Kate sat gingerly between her two iron loops, and looked vaguely around.
“I think it’s thrilling!” she said.
Like most modern people, she had a will-to-happiness.
“Isn’t it thrilling,” cried Owen, whose will-to-happiness was almost a mania. “Don’t you think so, Bud?”
“Why, yes, I think it may be,” said Villiers, non-committal.
But then Villiers was young, he was only over twenty, while Owen was over forty. The younger generation calculates its “happiness” in a more business-like fashion. Villiers was out after a thrill, but he wasn’t going to say he’d got one till he’d got it. Kate and Owen—Kate was also nearly forty—must enthuse a thrill, out of a sort of politeness to the great Show-man, Providence.
“Look here!” said Owen. “Supposing we try to protect our extremity on this concrete—” and thoughtfully he folded his rain-coat and laid it along the concrete ledge so that both he and Kate could sit on it.

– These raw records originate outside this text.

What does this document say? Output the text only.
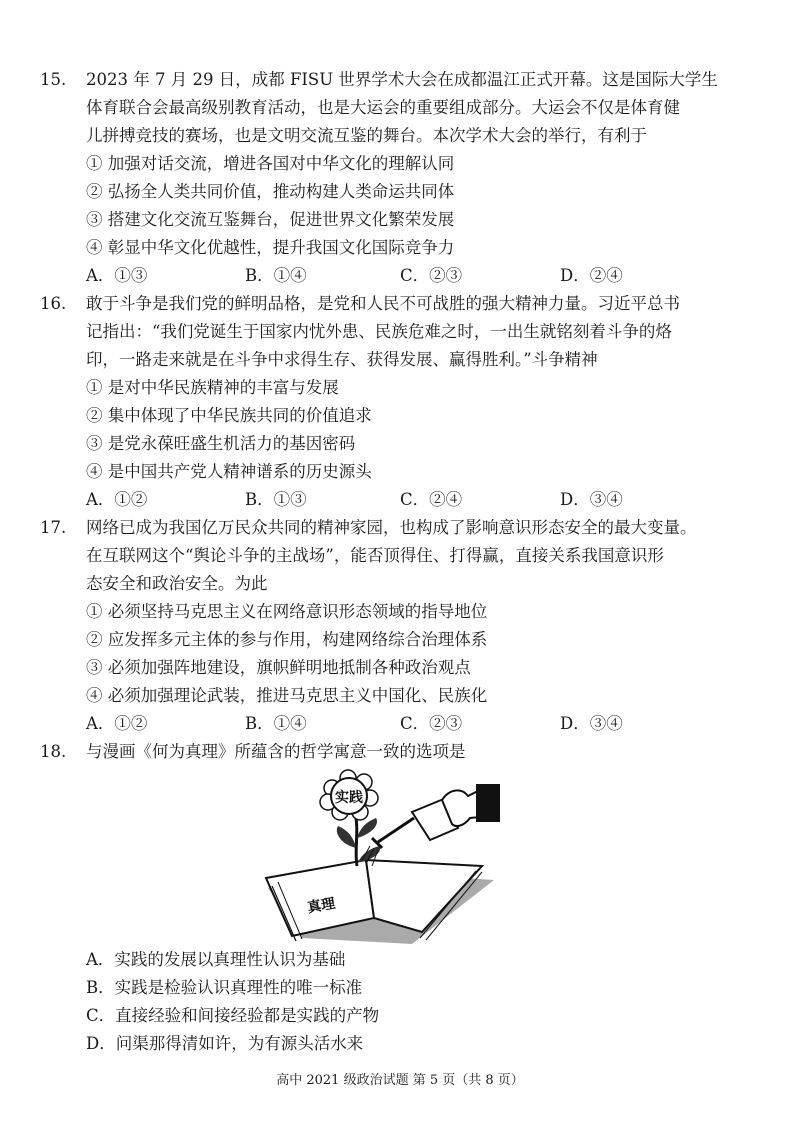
15. 2023 年 7 月 29 日，成都 FISU 世界学术大会在成都温江正式开幕。这是国际大学生
体育联合会最高级别教育活动，也是大运会的重要组成部分。大运会不仅是体育健
儿拼搏竞技的赛场，也是文明交流互鉴的舞台。本次学术大会的举行，有利于
① 加强对话交流，增进各国对中华文化的理解认同
② 弘扬全人类共同价值，推动构建人类命运共同体
③ 搭建文化交流互鉴舞台，促进世界文化繁荣发展
④ 彰显中华文化优越性，提升我国文化国际竞争力
A．①③	B．①④	C．②③	D．②④
16. 敢于斗争是我们党的鲜明品格，是党和人民不可战胜的强大精神力量。习近平总书
记指出：“我们党诞生于国家内忧外患、民族危难之时，一出生就铭刻着斗争的烙
印，一路走来就是在斗争中求得生存、获得发展、赢得胜利。”斗争精神
① 是对中华民族精神的丰富与发展
② 集中体现了中华民族共同的价值追求
③ 是党永葆旺盛生机活力的基因密码
④ 是中国共产党人精神谱系的历史源头
A．①②	B．①③	C．②④	D．③④
17. 网络已成为我国亿万民众共同的精神家园，也构成了影响意识形态安全的最大变量。
在互联网这个“舆论斗争的主战场”，能否顶得住、打得赢，直接关系我国意识形
态安全和政治安全。为此
① 必须坚持马克思主义在网络意识形态领域的指导地位
② 应发挥多元主体的参与作用，构建网络综合治理体系
③ 必须加强阵地建设，旗帜鲜明地抵制各种政治观点
④ 必须加强理论武装，推进马克思主义中国化、民族化
A．①②	B．①④	C．②③	D．③④
18. 与漫画《何为真理》所蕴含的哲学寓意一致的选项是
实践
真理
A．实践的发展以真理性认识为基础
B．实践是检验认识真理性的唯一标准
C．直接经验和间接经验都是实践的产物
D．问渠那得清如许，为有源头活水来
高中 2021 级政治试题 第 5 页（共 8 页）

They sat and gazed around. They were early. Patches of people mottled the concrete slope opposite, like eruptions. The ring just below was vacant, neatly sanded; and above the ring, on the encircling concrete, great advertisements for hats, with a picture of a city-man’s straw hat, and advertisements for spectacles, with pairs of spectacles supinely folded, glared and shouted.
“Where is the ‘Shade’ then?” said Owen, twisting his neck.
At the top of the amphitheatre, near the sky, were concrete boxes. This was the “Shade,” where anybody who was anything sat.